ボクより背の高い麗花さんが力を抜くと、ボクの腕力じゃちょっとやば目。
「麗花さんっ、どうしたのっ?」
貧血起こしかけたかのように、麗花さんは目を閉じたまま、ぐったりと力が抜けていく。
「香奈ちゃん! 大丈夫?」
さっきのOLさんとか、カウンターに一人で居た男性客やらが慌ててボクの手助けに駆けつけてくれた。
みんなで麗花さんを支え、ボクは彼女の手から落ちた受話器を取った。
「ああ、マスター、すみません。麗花さん気分が悪くなったみたいで。後で連絡しますから。とりあえずこれで」
『うん、麗花を頼む』
ボクの慌てた様子に、心配だろうに何も聞かずにそれだけ言うと、マスターは電話を切った。
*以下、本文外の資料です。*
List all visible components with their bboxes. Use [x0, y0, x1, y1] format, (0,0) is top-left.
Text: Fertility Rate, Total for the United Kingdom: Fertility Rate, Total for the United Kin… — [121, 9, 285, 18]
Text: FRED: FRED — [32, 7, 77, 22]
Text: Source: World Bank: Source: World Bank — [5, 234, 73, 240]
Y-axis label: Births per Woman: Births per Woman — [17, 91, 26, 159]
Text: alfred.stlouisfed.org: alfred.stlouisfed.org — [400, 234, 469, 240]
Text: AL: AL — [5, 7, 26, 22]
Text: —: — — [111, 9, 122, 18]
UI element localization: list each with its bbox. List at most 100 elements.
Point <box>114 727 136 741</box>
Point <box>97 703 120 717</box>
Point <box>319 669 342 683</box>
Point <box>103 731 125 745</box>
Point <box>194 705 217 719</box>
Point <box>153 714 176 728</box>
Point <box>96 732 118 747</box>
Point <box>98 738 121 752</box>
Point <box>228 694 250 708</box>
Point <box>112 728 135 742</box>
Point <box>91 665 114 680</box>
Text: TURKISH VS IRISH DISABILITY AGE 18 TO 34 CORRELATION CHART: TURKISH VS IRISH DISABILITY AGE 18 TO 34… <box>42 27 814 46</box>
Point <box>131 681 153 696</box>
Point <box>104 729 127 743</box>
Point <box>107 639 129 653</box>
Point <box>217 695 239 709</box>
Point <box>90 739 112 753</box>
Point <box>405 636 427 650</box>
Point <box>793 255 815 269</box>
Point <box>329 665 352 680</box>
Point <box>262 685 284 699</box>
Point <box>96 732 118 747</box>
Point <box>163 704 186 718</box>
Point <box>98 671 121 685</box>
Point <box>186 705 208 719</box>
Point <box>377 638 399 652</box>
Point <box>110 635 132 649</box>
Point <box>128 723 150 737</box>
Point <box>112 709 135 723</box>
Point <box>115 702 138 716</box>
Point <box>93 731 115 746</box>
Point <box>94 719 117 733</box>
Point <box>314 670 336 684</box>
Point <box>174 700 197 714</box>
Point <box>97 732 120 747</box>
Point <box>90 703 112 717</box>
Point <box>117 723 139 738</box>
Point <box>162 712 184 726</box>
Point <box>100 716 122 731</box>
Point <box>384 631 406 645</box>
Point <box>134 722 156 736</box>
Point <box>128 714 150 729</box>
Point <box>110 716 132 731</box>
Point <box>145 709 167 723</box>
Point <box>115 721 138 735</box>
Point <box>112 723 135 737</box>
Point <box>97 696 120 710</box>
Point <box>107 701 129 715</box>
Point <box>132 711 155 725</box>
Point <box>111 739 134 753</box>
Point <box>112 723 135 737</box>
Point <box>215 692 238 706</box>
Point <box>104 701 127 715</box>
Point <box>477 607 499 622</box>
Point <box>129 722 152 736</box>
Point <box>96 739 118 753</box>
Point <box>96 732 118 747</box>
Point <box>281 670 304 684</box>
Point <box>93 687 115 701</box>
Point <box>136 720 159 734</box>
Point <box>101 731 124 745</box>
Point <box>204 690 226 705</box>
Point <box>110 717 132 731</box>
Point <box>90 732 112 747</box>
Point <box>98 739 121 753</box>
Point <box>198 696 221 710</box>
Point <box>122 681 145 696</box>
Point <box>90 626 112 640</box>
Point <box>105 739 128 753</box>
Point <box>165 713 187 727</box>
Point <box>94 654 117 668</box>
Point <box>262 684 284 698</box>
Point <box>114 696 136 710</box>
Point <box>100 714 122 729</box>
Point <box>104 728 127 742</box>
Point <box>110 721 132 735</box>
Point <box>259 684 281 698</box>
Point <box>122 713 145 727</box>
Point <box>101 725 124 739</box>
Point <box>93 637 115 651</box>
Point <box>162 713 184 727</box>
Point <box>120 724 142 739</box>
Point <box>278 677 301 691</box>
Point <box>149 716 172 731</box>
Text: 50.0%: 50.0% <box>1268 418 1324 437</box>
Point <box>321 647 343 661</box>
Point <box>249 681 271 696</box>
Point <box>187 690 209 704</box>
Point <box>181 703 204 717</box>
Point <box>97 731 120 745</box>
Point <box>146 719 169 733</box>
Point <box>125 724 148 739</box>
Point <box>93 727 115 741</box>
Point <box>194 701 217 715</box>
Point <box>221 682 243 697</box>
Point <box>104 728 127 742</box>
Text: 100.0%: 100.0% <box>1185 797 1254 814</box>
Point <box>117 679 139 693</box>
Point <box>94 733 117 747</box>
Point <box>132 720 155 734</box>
ボクはお客さんの手を借りて、私室の方のソファに麗花さんを寝かせた。
「救急車呼ばなくて平気なの?」
OLさんが言うと、手を貸してくれた年輩の男性が、軽く麗花さんの様子を診察しながら答えた。
「大丈夫そうだよ。軽い貧血みたいだ」
「あ、外沢先生だったの? 白衣着てないと別人ですね」
って……医者だったの? この人……
あー。何かタイミング良すぎ。
それにしても……お店どうしよう?
料理作れるのは麗花さんだけで……困った、困った。